At the time of writing, we have harvested all of the German varieties and have made varietal wines from the Bacchus and Siegerrebe that are already clear and pretty well ready to go – we have been performing a certain amount of wine tank harvesting (that’d be tasting them) in any event and are pleased with the results. I manfully picked the Schönburger on my own yesterday after discovering that a pheasant had a taken a liking to it, and we were understandably keen to prevent any of his mates coming over and finishing them off.

In typical 2015 fashion, the ripeness of the Schönburger was all over the place. Some of it was very ripe indeed (hence the attention of the pheasant) and some of it wasn’t terribly ripe at all. As it wasn’t practical to pick on multiple occasions, we are going to experiment with grape drying this year.

You might have heard of grape drying before if you are a fan of wines from Valpolicella (especially Amarone) where they leave their grapes out in the sun to dry. This almost certainly happens under gin clear skies in tropical heat in the middle of August, as the weather is almost exactly the same here at the moment (actual frost on the ground the other morning), you will imagine what has given me the idea. The reason why our Latin colleagues do this is to concentrate the juice that comes out of the grapes – as the drying removes some of the water, but none the flavour or sugar.

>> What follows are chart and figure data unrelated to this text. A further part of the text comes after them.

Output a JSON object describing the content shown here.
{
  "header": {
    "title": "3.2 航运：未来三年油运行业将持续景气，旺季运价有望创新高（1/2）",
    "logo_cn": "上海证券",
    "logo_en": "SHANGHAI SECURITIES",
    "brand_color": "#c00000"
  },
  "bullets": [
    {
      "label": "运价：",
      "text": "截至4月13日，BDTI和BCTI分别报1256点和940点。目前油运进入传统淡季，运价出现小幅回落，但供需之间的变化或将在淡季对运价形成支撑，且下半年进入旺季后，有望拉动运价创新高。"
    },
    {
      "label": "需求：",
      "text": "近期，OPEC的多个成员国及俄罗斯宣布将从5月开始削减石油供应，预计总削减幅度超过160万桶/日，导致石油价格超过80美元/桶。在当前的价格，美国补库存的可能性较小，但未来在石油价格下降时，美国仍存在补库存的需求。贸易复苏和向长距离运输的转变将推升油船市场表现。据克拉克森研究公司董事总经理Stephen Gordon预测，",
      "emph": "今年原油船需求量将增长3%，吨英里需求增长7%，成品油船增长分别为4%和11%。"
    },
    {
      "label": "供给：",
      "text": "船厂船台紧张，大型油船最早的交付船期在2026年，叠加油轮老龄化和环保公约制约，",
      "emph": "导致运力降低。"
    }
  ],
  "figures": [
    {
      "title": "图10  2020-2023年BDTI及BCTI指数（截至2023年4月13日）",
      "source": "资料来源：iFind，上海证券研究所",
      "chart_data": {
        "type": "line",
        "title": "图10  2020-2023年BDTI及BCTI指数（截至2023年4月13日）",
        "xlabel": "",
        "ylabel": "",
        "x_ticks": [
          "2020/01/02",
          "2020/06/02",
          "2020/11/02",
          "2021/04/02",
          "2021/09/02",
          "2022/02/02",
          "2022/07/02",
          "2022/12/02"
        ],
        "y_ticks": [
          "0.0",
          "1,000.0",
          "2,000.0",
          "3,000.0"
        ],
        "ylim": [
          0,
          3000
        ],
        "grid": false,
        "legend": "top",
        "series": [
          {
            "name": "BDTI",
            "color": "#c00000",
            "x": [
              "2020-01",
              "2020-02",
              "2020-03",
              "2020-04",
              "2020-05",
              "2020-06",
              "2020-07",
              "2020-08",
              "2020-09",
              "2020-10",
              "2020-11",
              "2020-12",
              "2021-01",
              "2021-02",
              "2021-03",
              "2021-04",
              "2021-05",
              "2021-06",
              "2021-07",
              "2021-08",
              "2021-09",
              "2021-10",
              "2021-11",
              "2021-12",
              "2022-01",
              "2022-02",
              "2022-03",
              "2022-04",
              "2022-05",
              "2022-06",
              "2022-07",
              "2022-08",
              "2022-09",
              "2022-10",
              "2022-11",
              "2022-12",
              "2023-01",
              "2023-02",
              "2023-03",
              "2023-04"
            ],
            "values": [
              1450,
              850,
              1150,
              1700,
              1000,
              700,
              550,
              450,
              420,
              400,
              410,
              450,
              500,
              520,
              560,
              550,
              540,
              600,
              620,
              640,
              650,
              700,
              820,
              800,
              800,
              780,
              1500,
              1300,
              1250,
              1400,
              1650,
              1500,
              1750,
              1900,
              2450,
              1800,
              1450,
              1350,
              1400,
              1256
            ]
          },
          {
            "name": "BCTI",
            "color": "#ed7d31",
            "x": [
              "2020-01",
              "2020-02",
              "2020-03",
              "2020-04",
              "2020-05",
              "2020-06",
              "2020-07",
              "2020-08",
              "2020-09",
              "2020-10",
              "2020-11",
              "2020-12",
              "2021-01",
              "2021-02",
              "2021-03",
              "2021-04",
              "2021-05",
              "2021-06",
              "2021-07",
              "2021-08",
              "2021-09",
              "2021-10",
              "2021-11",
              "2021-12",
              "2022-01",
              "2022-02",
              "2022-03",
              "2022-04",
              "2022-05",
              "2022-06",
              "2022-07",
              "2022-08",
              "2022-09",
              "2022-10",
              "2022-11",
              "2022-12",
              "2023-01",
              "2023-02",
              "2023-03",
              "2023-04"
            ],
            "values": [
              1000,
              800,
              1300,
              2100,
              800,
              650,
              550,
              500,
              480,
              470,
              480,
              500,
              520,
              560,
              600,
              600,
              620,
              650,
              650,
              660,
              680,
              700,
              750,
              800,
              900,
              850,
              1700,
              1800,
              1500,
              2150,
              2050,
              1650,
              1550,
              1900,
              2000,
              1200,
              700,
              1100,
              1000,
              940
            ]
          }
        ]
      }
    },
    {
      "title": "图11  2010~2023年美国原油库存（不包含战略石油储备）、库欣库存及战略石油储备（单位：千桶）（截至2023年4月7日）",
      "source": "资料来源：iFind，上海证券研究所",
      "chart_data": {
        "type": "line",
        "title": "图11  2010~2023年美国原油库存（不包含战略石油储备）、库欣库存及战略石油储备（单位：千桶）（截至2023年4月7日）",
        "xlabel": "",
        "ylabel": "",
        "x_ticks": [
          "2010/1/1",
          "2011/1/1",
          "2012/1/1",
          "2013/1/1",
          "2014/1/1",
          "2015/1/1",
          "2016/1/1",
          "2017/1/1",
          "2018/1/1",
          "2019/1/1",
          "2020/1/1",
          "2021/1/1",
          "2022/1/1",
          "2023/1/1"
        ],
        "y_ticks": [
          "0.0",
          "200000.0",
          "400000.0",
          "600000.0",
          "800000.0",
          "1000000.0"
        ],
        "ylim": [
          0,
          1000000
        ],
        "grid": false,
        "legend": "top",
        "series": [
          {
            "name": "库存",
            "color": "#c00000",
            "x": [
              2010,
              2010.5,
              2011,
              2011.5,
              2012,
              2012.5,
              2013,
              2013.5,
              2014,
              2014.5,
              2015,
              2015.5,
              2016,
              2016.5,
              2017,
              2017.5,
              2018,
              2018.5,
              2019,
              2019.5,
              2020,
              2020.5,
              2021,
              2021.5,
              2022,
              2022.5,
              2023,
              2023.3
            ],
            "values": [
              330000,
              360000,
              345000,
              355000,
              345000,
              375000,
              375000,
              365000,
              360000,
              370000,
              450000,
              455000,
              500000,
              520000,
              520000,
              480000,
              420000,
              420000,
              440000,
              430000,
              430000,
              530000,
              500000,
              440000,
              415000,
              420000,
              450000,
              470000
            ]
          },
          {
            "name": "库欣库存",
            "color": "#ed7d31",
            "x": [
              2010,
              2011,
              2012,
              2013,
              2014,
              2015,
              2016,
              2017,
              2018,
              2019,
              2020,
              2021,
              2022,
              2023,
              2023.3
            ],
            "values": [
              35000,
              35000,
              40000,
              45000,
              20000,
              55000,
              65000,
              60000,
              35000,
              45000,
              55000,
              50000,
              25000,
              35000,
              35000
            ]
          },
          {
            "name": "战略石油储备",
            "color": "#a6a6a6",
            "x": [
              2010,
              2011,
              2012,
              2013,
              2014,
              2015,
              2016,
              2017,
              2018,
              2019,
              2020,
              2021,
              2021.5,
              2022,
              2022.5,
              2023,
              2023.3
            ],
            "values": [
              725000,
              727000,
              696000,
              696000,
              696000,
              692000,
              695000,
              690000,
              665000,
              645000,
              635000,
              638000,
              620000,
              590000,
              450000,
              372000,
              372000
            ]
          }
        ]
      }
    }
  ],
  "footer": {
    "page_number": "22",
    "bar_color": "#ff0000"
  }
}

We have been meaning to have a bash at this for a couple of years. In my brain this was going to happen with several tonnes of perfectly ripe Pinot Noir as opposed to the bit of indifferently ripe Schönburger that is currently cowering from the cold on a pallet under a polythene sheet, but one does what one can. I will also be interested to see if it turns into on big hornet’s nest or if I find a recalcitrant dog buried waist deep in it before we entrust the mother load to the spasmodic Devonian sunshine.